2. That the Victoria Nyanza Proper is a water—possibly a swamp—distinct from the two mentioned above, flooding the lands to the south, showing no sign of depth and swelling during the hot season of the Nile, and vice versâ.
3. That the Northern and N. Western portions of the so-called ‘Victoria Nyanza’ must be divided into sundry independent broads or lakes, one of them marshy, reed-margined, and probably shallow, in order to account for three large effluents within a little more than 60 miles.

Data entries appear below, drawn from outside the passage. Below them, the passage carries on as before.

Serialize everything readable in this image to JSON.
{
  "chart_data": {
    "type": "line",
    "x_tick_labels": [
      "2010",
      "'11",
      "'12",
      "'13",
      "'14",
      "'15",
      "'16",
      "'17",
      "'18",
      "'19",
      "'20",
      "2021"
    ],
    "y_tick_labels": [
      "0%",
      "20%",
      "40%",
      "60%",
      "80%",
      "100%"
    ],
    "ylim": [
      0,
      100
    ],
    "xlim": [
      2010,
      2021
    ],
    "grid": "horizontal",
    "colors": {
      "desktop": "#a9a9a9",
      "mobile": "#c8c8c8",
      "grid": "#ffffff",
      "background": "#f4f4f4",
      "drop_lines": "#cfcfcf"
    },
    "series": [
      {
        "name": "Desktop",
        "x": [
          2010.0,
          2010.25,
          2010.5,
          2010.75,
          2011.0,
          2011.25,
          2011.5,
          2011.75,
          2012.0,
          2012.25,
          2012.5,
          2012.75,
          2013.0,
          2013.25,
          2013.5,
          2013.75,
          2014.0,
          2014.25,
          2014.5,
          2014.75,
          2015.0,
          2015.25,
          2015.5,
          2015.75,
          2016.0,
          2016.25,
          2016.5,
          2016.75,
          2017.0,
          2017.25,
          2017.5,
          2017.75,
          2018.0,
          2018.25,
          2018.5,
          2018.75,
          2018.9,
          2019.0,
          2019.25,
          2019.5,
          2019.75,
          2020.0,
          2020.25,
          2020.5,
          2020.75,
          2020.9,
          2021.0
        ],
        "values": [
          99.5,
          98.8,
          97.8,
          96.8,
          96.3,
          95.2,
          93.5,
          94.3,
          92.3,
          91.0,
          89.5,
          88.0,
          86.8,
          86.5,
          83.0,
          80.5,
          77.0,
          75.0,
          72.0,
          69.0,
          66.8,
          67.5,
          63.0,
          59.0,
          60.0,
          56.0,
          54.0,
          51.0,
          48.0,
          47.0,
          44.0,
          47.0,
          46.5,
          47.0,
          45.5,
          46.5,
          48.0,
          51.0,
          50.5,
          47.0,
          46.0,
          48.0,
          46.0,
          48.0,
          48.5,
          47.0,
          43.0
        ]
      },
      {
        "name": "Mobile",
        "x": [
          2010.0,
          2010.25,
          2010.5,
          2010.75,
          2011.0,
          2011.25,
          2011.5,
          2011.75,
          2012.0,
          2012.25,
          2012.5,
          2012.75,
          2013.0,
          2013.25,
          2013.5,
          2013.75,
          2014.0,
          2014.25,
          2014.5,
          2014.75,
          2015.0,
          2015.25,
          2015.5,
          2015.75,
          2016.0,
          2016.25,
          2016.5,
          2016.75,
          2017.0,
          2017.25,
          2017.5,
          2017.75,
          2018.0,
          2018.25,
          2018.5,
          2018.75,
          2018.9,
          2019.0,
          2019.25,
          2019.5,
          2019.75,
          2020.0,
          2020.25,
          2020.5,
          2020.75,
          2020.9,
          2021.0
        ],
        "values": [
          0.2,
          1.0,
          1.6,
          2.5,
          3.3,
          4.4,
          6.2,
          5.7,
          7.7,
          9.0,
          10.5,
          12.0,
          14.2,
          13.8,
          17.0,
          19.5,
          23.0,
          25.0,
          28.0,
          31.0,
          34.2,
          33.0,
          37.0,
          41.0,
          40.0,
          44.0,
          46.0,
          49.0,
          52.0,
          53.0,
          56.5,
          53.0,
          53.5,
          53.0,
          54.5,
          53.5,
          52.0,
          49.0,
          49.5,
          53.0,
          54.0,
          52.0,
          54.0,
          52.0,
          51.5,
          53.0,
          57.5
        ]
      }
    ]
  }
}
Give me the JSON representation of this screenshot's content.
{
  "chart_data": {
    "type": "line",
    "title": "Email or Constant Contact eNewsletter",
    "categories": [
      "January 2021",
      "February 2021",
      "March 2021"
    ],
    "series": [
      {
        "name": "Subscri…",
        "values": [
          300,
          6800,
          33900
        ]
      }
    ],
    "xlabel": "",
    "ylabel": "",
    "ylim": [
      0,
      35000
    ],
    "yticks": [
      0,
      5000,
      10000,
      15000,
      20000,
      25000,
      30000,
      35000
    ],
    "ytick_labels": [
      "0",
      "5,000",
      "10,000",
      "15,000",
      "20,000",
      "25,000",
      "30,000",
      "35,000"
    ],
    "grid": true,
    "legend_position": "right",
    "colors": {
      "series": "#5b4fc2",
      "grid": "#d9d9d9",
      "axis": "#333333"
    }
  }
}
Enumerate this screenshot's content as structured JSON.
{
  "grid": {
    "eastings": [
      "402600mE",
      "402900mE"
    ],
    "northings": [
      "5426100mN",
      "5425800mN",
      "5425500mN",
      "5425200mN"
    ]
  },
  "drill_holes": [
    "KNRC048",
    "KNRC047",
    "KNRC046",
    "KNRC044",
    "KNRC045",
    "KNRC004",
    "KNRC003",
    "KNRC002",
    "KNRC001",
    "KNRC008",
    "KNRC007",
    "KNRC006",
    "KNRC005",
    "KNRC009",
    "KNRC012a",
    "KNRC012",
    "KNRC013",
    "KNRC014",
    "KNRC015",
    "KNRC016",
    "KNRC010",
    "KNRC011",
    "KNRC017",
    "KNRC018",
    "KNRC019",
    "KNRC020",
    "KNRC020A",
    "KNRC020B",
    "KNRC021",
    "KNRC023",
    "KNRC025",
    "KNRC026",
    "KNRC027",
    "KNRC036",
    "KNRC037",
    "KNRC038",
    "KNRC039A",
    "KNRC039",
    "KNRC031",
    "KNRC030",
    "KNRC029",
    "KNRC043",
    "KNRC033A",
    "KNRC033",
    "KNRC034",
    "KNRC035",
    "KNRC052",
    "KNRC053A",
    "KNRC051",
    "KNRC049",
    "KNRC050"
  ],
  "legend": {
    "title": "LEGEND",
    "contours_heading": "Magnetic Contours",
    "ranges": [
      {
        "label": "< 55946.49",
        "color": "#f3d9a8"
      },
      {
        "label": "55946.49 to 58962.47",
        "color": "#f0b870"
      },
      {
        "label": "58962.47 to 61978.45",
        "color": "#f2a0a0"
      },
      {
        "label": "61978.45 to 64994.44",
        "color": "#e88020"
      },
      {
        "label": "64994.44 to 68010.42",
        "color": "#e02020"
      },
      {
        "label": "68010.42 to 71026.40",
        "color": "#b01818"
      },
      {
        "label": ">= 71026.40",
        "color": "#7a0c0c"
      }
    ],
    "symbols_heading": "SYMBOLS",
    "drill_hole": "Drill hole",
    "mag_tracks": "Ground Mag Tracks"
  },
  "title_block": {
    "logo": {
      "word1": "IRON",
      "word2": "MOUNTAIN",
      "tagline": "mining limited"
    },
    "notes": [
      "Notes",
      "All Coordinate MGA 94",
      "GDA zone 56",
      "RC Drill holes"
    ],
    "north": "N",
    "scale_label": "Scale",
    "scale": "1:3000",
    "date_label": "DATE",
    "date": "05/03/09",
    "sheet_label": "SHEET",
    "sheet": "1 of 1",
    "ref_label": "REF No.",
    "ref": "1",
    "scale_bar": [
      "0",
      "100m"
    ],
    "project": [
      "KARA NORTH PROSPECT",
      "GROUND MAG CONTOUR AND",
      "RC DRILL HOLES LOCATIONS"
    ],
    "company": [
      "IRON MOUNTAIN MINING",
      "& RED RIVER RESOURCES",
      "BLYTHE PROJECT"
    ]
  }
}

I cannot finish these lines without expressing my gratitude to Mr Wakefield for the interesting information with which he supplied us. He has returned to his labours at Mombasah, amongst the Wasawahili and the Wanyika, and as he has, I am assured by my friend Captain George, R. N., qualified himself to take astronomical observations, we may rest assured that with his aid the ‘Mombas Mission’ will lose nothing of its well-won fame for linguistic study and African exploration.
END OF VOL. I.
JOHN CHILDS AND SON, PRINTERS.
[1]. Mr Frere’s memory is unusually short. I intrusted the MS. to the Eurasian apothecary of the Zanzibar Consulate, and I suspected (Lake Regions of Central Africa, vol. i. chap. i.) that it had come to an untimely end. The white population at Zanzibar had in those days a great horror of publication, and thus is easily explained how a parcel legibly addressed to the Royal Geographical Society had the honour of passing eight years in the strong box of the ‘Bombay Branch of the Royal Asiatic Society.’